Calculating the inverse of a matrix through row reduction

Another way to calculate the inverse of a matrix is to use row reduction (also called Gaussian elimination). The rules of row reduction are

• multiply any row by a nonzero constant \(\lambda \neq 0\);

• interchange rows;

• add a multiple of one row to another.

To find the inverse of \(A\), we set up a new matrix made up of \(A\) and \(I\) next to each other with a line between them just to remind us where the separation is between the orignal matrices i.e. we write a rectangular matrix of the form \((A|I)\). Then we apply rules of row reduction until we obtain the form \((I|B)\). Then \(B = A^{-1}\). An example will make this method clearer. Suppose we have a matrix \(A\) with

\[\begin{split} \begin{aligned} A = \begin{pmatrix} 1 & 3 \\ 2 & 7 \end{pmatrix}\, . \end{aligned} \end{split}\]

Row reduction proceeds as follows: first we remove twice the first row from the second row and then we remove three times the second row from the first row i.e.

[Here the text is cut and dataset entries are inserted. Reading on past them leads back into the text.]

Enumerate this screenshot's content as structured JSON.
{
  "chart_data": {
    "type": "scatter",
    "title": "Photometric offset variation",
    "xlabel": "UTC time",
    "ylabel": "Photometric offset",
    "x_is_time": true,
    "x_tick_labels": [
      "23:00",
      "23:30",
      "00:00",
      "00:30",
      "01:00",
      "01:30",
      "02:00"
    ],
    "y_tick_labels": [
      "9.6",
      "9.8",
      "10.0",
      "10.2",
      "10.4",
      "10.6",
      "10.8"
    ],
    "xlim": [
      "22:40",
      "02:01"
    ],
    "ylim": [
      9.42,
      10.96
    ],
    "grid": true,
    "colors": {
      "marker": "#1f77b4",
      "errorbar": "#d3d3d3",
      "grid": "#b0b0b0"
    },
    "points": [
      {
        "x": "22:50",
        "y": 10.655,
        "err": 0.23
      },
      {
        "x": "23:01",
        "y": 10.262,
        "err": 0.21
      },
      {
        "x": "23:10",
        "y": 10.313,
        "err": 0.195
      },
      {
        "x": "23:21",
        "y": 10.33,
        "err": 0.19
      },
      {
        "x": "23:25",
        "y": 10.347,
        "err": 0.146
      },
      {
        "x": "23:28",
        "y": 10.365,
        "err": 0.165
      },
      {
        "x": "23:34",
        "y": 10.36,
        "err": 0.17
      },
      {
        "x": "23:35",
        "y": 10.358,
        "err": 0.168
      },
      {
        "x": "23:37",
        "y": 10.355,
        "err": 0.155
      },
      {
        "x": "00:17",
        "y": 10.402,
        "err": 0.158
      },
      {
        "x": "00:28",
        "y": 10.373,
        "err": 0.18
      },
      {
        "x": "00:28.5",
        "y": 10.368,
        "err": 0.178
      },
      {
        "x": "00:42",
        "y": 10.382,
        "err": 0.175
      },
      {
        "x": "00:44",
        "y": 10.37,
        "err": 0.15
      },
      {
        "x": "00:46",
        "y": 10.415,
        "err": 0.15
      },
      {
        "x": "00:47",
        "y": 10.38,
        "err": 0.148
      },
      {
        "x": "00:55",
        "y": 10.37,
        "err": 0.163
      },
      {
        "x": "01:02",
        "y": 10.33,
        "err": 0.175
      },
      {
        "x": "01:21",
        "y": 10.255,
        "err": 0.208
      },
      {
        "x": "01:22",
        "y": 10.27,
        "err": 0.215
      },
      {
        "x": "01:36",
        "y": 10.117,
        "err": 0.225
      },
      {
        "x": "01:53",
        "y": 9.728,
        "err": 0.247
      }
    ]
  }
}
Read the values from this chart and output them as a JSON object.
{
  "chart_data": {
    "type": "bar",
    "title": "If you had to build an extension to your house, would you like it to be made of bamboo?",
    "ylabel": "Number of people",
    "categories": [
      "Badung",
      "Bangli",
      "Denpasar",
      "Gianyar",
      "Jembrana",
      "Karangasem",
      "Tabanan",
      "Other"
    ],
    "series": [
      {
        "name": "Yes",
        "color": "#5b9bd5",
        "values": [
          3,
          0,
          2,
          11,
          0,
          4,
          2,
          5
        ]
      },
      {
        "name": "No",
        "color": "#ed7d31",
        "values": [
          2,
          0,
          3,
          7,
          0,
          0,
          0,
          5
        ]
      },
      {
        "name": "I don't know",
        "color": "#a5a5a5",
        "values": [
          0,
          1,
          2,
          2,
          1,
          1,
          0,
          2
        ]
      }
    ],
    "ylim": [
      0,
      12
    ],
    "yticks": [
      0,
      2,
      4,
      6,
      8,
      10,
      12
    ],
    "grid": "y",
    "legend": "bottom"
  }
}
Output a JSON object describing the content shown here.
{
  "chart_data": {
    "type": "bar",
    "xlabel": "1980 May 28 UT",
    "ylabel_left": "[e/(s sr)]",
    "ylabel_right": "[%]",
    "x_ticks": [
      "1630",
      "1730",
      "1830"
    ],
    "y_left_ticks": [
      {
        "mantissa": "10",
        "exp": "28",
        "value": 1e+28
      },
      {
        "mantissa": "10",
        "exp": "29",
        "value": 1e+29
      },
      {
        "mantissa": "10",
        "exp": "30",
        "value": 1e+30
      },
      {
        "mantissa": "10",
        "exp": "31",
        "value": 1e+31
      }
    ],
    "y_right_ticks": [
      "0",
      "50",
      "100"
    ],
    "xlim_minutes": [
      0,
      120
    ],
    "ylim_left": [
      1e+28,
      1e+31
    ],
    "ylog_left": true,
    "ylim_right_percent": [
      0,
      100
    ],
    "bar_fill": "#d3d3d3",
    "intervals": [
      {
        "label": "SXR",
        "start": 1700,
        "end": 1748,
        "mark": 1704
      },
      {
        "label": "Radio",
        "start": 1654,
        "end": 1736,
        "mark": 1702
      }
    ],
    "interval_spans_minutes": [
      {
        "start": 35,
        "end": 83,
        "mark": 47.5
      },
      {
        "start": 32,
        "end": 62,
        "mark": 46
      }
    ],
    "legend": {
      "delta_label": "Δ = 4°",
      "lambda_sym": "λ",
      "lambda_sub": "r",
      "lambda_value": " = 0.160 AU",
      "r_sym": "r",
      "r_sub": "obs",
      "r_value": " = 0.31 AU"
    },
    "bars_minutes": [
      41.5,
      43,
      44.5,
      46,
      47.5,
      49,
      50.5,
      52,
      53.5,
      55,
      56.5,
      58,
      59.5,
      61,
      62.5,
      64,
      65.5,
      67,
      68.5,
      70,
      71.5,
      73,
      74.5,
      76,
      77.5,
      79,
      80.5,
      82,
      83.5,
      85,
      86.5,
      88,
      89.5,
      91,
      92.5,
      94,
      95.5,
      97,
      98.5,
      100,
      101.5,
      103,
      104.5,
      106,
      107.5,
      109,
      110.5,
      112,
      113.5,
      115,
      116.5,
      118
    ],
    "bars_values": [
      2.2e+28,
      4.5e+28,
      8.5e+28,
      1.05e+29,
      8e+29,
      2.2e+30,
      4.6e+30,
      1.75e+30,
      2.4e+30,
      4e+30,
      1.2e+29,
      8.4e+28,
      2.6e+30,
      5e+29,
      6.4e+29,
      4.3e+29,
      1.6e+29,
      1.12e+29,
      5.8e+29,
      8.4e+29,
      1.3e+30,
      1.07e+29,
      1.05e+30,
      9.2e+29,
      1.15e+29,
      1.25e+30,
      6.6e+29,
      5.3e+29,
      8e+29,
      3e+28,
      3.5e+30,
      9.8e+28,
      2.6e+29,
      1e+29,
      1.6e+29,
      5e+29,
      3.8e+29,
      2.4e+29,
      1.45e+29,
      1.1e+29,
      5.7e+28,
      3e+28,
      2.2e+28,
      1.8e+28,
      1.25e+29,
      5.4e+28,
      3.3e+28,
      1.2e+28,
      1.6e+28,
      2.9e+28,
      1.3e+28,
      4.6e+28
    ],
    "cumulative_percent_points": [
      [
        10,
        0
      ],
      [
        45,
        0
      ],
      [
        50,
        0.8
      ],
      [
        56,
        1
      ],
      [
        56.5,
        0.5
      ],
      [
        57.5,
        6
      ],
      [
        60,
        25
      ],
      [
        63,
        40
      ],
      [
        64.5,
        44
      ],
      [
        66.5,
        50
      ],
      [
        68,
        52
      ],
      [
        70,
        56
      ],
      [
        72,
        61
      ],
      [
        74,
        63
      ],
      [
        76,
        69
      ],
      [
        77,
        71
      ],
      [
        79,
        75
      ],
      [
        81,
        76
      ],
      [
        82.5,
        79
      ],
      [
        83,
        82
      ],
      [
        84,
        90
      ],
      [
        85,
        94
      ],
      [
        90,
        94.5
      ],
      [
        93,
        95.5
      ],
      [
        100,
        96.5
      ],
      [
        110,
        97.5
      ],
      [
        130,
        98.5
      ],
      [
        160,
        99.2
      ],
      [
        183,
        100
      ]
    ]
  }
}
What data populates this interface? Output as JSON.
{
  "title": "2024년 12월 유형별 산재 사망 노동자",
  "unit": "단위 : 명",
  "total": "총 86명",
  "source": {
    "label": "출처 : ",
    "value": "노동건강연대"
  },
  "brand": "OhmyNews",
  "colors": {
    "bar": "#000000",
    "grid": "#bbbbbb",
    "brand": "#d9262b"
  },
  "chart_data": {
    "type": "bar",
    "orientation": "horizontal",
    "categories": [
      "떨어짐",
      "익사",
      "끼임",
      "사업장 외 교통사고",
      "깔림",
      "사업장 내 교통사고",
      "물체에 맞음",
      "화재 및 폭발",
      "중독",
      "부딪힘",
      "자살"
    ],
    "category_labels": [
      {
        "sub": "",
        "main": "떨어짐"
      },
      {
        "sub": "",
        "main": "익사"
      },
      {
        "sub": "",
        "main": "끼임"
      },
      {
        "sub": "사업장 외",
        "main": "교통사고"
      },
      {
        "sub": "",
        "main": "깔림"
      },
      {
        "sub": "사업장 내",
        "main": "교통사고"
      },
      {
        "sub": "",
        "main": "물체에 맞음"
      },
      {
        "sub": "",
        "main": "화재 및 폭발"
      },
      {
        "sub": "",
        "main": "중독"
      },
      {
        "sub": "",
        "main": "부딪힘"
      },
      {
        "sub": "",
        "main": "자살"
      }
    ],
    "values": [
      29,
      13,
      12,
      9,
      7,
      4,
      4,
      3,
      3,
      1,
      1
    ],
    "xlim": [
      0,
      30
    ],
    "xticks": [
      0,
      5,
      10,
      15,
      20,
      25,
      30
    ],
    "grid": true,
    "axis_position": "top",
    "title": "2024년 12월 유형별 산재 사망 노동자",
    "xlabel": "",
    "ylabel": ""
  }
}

\[\begin{split} \begin{aligned} \left( \begin{matrix} 1 & 3 \\ 2 & 7 \end{matrix} \left\vert \begin{matrix} 1 & 0 \\ 0 & 1 \end{matrix} \right. \right) \xrightarrow{r_2 \to r_2 - 2 r_1} \left( \begin{matrix} 1 & 3 \\ 0 & 1 \end{matrix} \left\vert \begin{matrix} 1 & 0 \\ -2 & 1 \end{matrix} \right. \right) \xrightarrow{r_1 \to r_1 - 3 r_2} \left( \begin{matrix} 1 & 0 \\ 0 & 1 \end{matrix} \left\vert \begin{matrix} 7 & -3 \\ -2 & 1 \end{matrix} \right. \right) \end{aligned} \end{split}\]

where \(r_j\) denotes the \(j^{\rm th}\) row. The inverse of \(A\) is therefore

\[\begin{split} \begin{aligned} A^{-1} = \begin{pmatrix} 7 & -3 \\ -2 & 1 \end{pmatrix}\, . \end{aligned} \end{split}\]

You can check that indeed \(A^{-1} A = I\).